Wenn die Haushaltsblockade in den USA noch Wochen oder Monate dauert, sind auch hierzulande die Folgen zu spüren, sagt Dirk Müller, Geschäftsführer der US-Handelskammer in Deutschland. Besonders deutsche Zulieferer für Baumaßnahmen wären betroffen. Die Hartnäckigkeit von Präsident Barack Obama in der Sache sei aber verständlich.

Dirk Müller im Gespräch mit Tobias Armbrüster | 02.10.2013
    Friedbert Meurer: Seit gestern Morgen sind Hunderttausende Angestellte der Regierung in den USA praktisch ausgesperrt. Der Kongress bewilligt kein weiteres Geld mehr für den Haushalt, also werden jetzt viele gegen ihren Willen und ohne Bezahlung vorübergehend freigestellt und beurlaubt. Gestern Abend gab Präsident Barack Obama eine Erklärung vor dem Weißen Haus ab. Er will nicht auf die Reform der Krankenversicherung verzichten. Genau das aber wollen ihm die Republikaner abpressen.

    Noch hat das Gezerre dort keine größeren Auswirkungen auf die Märkte weltweit. Die Börsen reagieren gelassen, die Finanzprofis scheinen eher abzuwinken und halten das Verhalten im Kongress für politisches Schaulaufen. Aber was geschieht, wenn Mitte des Monats die Schuldenobergrenze der USA erreicht ist?

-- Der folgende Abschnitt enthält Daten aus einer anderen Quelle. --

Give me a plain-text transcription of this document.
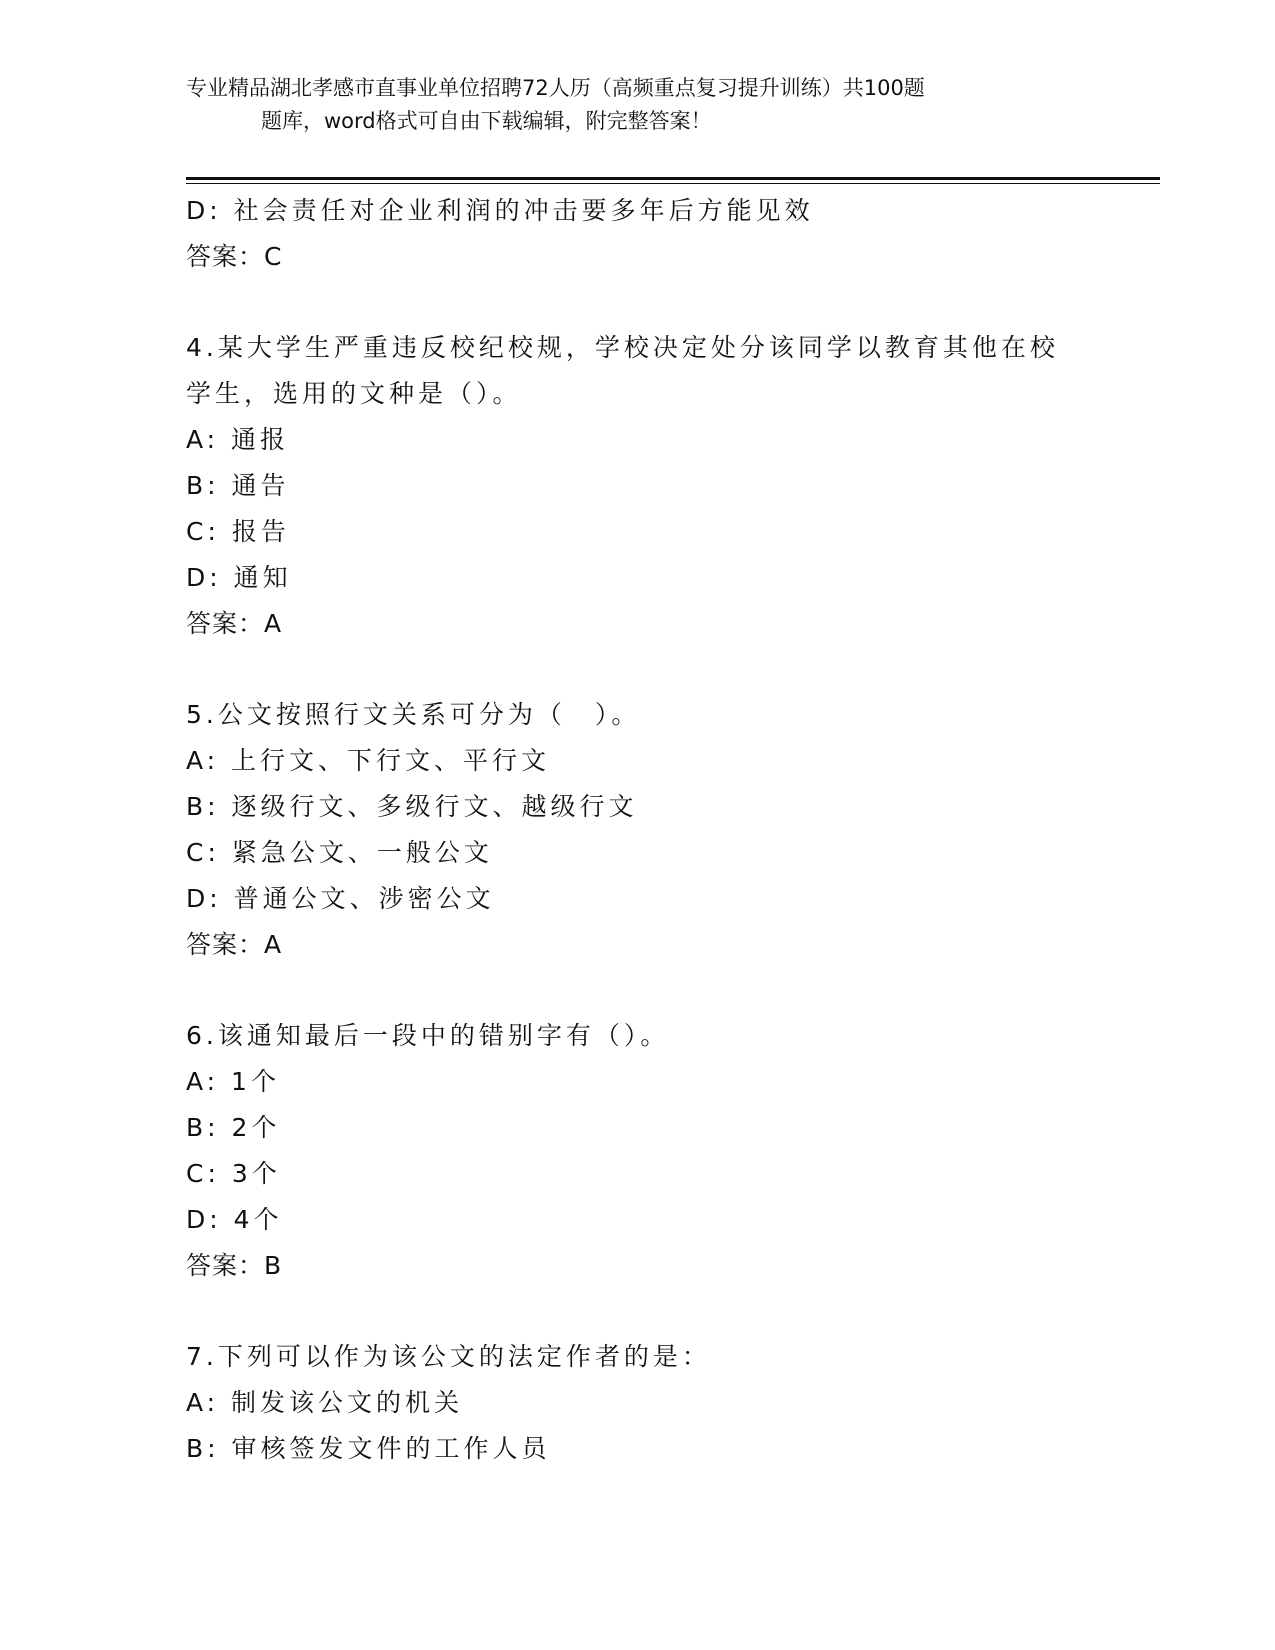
专业精品湖北孝感市直事业单位招聘72人历（高频重点复习提升训练）共100题
题库，word格式可自由下载编辑，附完整答案！
D: 社会责任对企业利润的冲击要多年后方能见效
答案：C
4.某大学生严重违反校纪校规，学校决定处分该同学以教育其他在校
学生，选用的文种是（）。
A: 通报
B: 通告
C: 报告
D: 通知
答案：A
5.公文按照行文关系可分为（　）。
A: 上行文、下行文、平行文
B: 逐级行文、多级行文、越级行文
C: 紧急公文、一般公文
D: 普通公文、涉密公文
答案：A
6.该通知最后一段中的错别字有（）。
A: 1个
B: 2个
C: 3个
D: 4个
答案：B
7.下列可以作为该公文的法定作者的是：
A: 制发该公文的机关
B: 审核签发文件的工作人员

Können wir dann immer noch sagen, das alles tangiert und berührt uns nicht? – Tobias Armbrüster hat diese Frage gestern gestellt an Dirk Müller, den Geschäftsführer der American Chamber of Commerce in Deutschland, der US-Handelskammer mit Sitz in Frankfurt.

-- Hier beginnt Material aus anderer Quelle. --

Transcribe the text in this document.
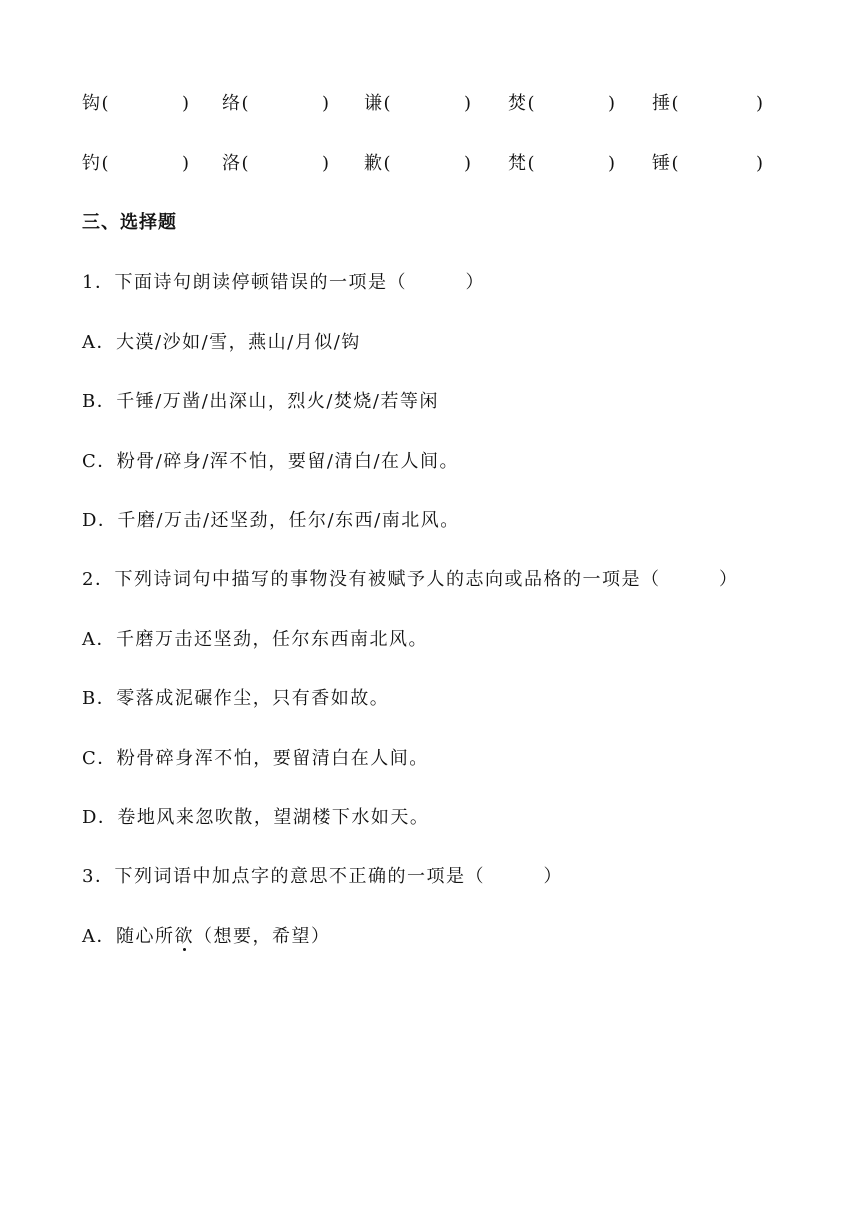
钩(	) 络(	) 谦(	) 焚(	) 捶(	)
钓(	) 洛(	) 歉(	) 梵(	) 锤(	)
三、选择题
1．下面诗句朗读停顿错误的一项是（　　　）
A．大漠/沙如/雪，燕山/月似/钩
B．千锤/万凿/出深山，烈火/焚烧/若等闲
C．粉骨/碎身/浑不怕，要留/清白/在人间。
D．千磨/万击/还坚劲，任尔/东西/南北风。
2．下列诗词句中描写的事物没有被赋予人的志向或品格的一项是（　　　）
A．千磨万击还坚劲，任尔东西南北风。
B．零落成泥碾作尘，只有香如故。
C．粉骨碎身浑不怕，要留清白在人间。
D．卷地风来忽吹散，望湖楼下水如天。
3．下列词语中加点字的意思不正确的一项是（　　　）
A．随心所欲（想要，希望）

    Dirk Müller: Nein, das sehen wir schon etwas anders. Das ist sehr bedenklich, wenn dieser Shutdown länger dauert. Ein, zwei, drei Tage, das haben wir schon mal erlebt früher, aber wenn es länger dauern sollte, ist es nicht nur eine politische Lähmung, sondern dann hat es auch Auswirkungen auf das Sozialprodukt der USA und damit auch auf uns.

    Tobias Armbrüster: Welche Auswirkungen meinen Sie?

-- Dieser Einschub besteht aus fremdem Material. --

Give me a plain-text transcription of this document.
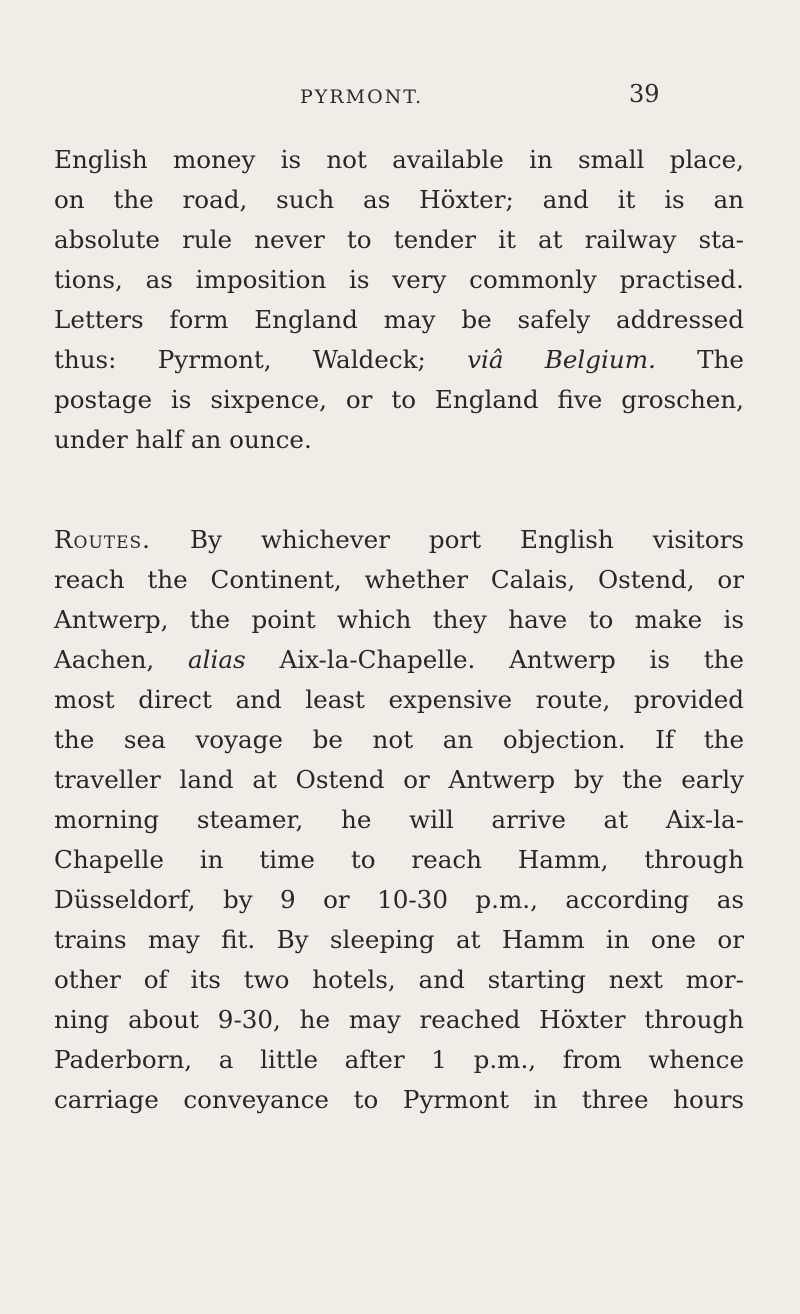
PYRMONT.	39
English money is not available in small place,
on the road, such as Höxter; and it is an
absolute rule never to tender it at railway sta-
tions, as imposition is very commonly practised.
Letters form England may be safely addressed
thus: Pyrmont, Waldeck; viâ Belgium. The
postage is sixpence, or to England five groschen,
under half an ounce.
Routes. By whichever port English visitors
reach the Continent, whether Calais, Ostend, or
Antwerp, the point which they have to make is
Aachen, alias Aix-la-Chapelle. Antwerp is the
most direct and least expensive route, provided
the sea voyage be not an objection. If the
traveller land at Ostend or Antwerp by the early
morning steamer, he will arrive at Aix-la-
Chapelle in time to reach Hamm, through
Düsseldorf, by 9 or 10-30 p.m., according as
trains may fit. By sleeping at Hamm in one or
other of its two hotels, and starting next mor-
ning about 9-30, he may reached Höxter through
Paderborn, a little after 1 p.m., from whence
carriage conveyance to Pyrmont in three hours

    Müller: Ja das ist das sogenannte Goverment Spending. Das heißt, die Ausgaben des Bundes, des Bundes der Vereinigten Staaten, Washington, die werden dann ja zurückgehalten teilweise, in Investitionen, aber auch in Konsumausgaben, und das führt zu vermindertem Umsatz der beteiligten Firmen, die liefern wollen, die Aufträge erwarten von der Regierung.

    Armbrüster: Wo, in welchen Bereichen könnten Sie sich da am ehesten Konsequenzen vorstellen?

    Müller: Ja das sind natürlich erst mal Infrastrukturaufgaben, die auch deutsche Firmen betreffen als Zulieferanten in allererster Linie für Baumaßnahmen. Militär soll ja angeblich ausgespart werden. Aber insgesamt gesehen, wenn das Sozialprodukt dadurch einknicken sollte, knickt ja auch die Stimmung ein an der Wall Street. Dann sagt man, das ist nicht gut, das Verbrauchervertrauen knickt wieder ein, weil die Leute vielleicht nicht ordentlich bezahlt werden, und wenn das Vertrauen einknickt, dann knickt die Wirtschaft auch hinterher noch mal extra ein, zusätzlich.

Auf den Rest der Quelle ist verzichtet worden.